Es suficiente, pensó, y comenzó a recorrer la distancia que lo separaba del promontorio de la planta energética. Se preocupó de hacer mucho ruido al acercarse, tosiendo, golpeando las palmas de las manos entre sí, silbando una tonadilla disonante. A los gillies no les gustaba que los humanos se acercaran por sorpresa.

Estaba aún a unos quince metros de la planta energética, cuando vio que dos gillies salían a recibirlo, arrastrando los pies. En la oscuridad parecían titánicos. Se encumbraban muy por encima de él, sin forma definida en la oscuridad, con sus pequeños ojos amarillos que brillaban como linternas en sus cabecitas.

Lawler hizo una señal de saludo, un elaborado y exagerado gesto para que no quedara duda alguna de sus cordiales intenciones. Uno de los gillies le respondió con un vruuum prolongado y gruñente que no sonó nada cordial.

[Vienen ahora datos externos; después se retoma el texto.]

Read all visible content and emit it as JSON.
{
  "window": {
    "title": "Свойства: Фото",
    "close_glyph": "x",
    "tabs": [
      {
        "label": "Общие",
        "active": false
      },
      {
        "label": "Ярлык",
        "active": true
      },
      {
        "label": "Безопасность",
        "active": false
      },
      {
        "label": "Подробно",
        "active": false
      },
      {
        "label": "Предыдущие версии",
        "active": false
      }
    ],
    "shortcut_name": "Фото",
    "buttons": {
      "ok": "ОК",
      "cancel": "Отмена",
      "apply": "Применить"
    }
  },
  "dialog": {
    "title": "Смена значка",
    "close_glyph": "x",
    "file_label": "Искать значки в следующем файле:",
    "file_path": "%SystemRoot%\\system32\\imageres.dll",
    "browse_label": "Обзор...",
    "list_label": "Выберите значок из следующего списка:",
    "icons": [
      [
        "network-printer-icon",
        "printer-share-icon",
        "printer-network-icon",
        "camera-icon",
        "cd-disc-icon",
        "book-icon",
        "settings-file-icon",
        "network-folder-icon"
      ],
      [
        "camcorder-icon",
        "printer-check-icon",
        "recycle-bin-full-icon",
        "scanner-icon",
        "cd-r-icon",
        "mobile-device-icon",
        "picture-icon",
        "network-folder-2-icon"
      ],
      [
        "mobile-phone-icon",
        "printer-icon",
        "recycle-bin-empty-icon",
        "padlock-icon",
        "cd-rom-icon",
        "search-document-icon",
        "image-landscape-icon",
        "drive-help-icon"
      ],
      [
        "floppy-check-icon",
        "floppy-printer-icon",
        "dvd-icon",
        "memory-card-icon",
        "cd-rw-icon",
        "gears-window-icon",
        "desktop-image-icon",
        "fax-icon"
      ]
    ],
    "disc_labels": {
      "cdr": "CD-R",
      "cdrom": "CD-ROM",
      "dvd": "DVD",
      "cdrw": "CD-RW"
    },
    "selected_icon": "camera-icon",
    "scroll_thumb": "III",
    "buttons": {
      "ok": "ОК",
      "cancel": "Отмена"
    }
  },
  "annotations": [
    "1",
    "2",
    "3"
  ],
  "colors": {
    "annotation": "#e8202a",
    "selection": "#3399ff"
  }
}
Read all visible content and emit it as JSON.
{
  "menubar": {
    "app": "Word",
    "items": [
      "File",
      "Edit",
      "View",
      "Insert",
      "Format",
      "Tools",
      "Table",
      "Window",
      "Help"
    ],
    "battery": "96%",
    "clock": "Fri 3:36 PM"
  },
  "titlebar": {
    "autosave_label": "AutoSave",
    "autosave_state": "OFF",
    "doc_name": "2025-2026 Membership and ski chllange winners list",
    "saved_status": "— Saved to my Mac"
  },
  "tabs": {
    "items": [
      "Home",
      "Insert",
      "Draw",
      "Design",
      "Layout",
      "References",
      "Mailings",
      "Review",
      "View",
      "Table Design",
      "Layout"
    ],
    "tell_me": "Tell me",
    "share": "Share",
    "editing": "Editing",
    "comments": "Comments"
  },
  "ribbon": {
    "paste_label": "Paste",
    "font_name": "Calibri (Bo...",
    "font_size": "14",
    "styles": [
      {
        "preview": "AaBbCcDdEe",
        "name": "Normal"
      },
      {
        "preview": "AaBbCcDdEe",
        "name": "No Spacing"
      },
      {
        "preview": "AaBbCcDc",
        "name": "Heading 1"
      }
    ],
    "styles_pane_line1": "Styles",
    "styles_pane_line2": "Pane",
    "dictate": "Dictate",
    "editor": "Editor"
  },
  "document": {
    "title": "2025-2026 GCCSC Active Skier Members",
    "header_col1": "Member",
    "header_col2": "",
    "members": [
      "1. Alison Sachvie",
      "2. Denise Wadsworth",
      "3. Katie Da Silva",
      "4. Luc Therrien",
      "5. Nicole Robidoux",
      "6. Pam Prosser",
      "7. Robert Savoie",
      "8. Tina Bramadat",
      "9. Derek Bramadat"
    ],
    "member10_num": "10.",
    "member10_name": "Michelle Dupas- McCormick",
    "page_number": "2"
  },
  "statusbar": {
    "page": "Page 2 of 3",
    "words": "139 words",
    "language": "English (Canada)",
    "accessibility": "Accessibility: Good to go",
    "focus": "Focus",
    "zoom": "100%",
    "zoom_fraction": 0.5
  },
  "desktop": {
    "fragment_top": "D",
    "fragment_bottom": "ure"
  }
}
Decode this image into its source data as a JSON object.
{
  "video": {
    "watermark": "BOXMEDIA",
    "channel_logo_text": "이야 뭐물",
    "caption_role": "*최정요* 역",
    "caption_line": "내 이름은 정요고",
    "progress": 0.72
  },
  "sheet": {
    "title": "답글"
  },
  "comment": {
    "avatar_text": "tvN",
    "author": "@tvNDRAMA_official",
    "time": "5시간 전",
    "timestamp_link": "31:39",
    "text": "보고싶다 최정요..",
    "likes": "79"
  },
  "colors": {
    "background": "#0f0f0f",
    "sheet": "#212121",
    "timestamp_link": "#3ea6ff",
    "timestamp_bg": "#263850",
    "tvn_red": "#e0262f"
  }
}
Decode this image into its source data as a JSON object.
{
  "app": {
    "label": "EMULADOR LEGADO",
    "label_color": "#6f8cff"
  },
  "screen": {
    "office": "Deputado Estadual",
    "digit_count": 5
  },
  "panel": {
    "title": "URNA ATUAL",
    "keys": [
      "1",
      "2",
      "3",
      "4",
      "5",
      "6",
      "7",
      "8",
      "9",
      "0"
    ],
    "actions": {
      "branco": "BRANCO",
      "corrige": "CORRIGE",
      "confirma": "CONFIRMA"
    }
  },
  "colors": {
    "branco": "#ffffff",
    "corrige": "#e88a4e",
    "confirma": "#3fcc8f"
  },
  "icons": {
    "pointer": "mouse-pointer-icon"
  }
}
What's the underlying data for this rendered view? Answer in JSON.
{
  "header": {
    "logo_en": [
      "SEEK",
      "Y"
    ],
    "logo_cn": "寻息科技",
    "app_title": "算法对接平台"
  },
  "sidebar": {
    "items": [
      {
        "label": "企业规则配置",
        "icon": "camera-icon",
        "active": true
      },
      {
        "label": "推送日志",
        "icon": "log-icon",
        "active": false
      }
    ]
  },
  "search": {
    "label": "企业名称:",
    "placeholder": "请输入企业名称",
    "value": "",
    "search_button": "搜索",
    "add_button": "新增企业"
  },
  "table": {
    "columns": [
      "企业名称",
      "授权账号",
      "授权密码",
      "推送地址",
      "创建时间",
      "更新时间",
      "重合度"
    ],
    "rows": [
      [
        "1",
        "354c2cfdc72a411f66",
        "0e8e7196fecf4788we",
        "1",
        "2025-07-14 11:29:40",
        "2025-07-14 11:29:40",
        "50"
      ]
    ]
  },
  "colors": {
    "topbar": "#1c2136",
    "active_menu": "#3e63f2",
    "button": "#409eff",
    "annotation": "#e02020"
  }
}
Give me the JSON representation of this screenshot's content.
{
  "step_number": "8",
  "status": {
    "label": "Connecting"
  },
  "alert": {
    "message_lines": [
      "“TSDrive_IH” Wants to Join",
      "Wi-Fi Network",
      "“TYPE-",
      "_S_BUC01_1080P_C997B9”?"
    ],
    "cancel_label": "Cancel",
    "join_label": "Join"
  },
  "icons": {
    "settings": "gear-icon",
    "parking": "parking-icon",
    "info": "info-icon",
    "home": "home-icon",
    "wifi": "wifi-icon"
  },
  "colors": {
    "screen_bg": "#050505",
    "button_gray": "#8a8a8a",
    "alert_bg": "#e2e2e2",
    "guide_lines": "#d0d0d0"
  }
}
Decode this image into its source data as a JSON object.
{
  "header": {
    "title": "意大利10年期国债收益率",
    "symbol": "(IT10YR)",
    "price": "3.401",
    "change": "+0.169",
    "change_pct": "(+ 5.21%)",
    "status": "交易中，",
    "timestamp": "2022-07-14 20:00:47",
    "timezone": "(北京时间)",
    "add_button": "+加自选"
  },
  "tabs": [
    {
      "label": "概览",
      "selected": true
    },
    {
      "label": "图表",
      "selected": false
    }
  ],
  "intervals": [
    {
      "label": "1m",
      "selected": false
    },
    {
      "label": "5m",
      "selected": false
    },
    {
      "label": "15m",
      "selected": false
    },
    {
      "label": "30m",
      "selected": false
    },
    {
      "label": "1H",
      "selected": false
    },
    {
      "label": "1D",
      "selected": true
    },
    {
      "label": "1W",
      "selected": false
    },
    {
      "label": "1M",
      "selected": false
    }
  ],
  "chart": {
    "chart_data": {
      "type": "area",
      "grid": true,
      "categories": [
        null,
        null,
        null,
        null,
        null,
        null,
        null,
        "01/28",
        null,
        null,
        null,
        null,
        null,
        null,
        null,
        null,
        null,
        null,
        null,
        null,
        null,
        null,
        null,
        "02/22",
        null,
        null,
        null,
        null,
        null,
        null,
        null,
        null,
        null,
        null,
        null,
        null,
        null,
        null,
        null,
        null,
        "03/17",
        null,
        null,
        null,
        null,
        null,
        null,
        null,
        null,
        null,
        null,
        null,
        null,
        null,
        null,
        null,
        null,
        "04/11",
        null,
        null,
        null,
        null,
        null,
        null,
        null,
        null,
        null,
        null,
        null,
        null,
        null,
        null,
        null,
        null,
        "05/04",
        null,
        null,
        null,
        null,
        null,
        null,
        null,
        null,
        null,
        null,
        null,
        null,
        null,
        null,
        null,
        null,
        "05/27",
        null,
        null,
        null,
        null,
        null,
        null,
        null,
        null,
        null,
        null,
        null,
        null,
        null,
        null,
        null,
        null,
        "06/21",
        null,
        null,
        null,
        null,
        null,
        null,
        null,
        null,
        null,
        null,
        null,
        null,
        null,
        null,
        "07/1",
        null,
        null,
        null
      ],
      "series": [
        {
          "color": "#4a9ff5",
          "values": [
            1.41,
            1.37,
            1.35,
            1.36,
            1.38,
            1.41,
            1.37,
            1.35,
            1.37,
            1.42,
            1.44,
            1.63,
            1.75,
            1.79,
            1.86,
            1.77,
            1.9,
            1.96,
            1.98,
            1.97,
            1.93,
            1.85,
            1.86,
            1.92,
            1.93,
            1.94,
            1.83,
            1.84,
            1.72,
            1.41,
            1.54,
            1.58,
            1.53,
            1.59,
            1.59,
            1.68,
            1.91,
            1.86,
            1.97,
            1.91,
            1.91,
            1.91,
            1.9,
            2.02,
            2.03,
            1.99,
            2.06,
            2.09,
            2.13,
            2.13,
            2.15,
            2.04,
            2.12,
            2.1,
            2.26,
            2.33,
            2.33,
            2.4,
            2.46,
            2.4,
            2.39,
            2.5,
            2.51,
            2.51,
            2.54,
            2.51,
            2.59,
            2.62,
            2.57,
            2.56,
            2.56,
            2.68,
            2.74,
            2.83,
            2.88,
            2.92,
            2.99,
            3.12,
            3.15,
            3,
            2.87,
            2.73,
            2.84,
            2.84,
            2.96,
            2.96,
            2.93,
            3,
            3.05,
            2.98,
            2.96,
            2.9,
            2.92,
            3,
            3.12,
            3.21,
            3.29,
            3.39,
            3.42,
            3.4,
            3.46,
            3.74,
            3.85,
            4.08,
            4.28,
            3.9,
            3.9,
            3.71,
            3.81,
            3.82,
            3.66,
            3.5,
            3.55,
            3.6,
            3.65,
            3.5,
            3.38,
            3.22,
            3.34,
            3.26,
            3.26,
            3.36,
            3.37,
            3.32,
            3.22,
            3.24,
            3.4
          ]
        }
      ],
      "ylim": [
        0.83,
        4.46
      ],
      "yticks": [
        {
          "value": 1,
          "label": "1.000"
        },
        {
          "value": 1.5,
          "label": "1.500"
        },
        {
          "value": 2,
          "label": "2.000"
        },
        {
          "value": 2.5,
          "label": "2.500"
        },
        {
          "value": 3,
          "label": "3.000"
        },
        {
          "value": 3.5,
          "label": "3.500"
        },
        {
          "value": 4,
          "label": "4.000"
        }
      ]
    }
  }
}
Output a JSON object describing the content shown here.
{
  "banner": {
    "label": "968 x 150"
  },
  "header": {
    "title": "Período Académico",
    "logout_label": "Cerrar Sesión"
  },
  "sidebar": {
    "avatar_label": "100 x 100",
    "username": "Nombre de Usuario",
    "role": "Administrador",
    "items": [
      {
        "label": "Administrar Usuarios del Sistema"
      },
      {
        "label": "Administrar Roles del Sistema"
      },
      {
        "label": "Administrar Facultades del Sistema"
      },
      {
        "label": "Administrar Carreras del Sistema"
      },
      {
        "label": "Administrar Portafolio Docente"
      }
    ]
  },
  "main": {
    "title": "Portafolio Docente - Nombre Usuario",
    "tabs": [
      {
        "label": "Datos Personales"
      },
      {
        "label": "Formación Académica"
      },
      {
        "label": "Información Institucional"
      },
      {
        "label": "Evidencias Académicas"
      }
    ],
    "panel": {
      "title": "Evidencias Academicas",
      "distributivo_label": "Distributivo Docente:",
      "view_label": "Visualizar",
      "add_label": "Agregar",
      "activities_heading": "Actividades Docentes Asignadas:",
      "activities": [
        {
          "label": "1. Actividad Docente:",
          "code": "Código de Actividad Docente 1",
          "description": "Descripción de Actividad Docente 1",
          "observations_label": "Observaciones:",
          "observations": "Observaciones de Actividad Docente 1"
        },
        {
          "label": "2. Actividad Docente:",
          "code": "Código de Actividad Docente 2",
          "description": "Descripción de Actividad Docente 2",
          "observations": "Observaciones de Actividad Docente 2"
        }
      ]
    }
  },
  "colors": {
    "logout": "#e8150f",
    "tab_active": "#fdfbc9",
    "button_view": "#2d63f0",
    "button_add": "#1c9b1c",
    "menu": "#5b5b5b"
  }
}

Eran criaturas erectas bípedas, de unos dos metros y medio de estatura, cubiertas con varias capas de cerdas flexibles y negras que colgaban en densas cascadas peludas. Tenían unas cabezas absurdamente pequeñas, unas estructuras curvas asentadas entre los anchos hombros desde los cuales sus torsos se combaban para formar unos cuerpos rechonchos y desgarbados que llegaban casi hasta el suelo. Los humanos daban en general por sentado que aquellos inmensos pechos cavernosos debían de contener el cerebro, además del corazón y los pulmones. De lo que no cabía duda era de que aquellas cabezas diminutas no tenían sitio para alojar aquel órgano.

Era muy probable que los gillies hubieran sido mamíferos acuáticos en otra apoca, cosa que se evidenciaba en la torpeza con la que se movían en tierra y la facilidad con que nadaban. Pasaban casi tanto tiempo en el agua como en tierra. Una vez Lawler había observado cómo un gillie atravesaba la bahía de un extremo a otro sin salir a respirar a la superficie; el recorrido debía de haber durado unos veinte minutos.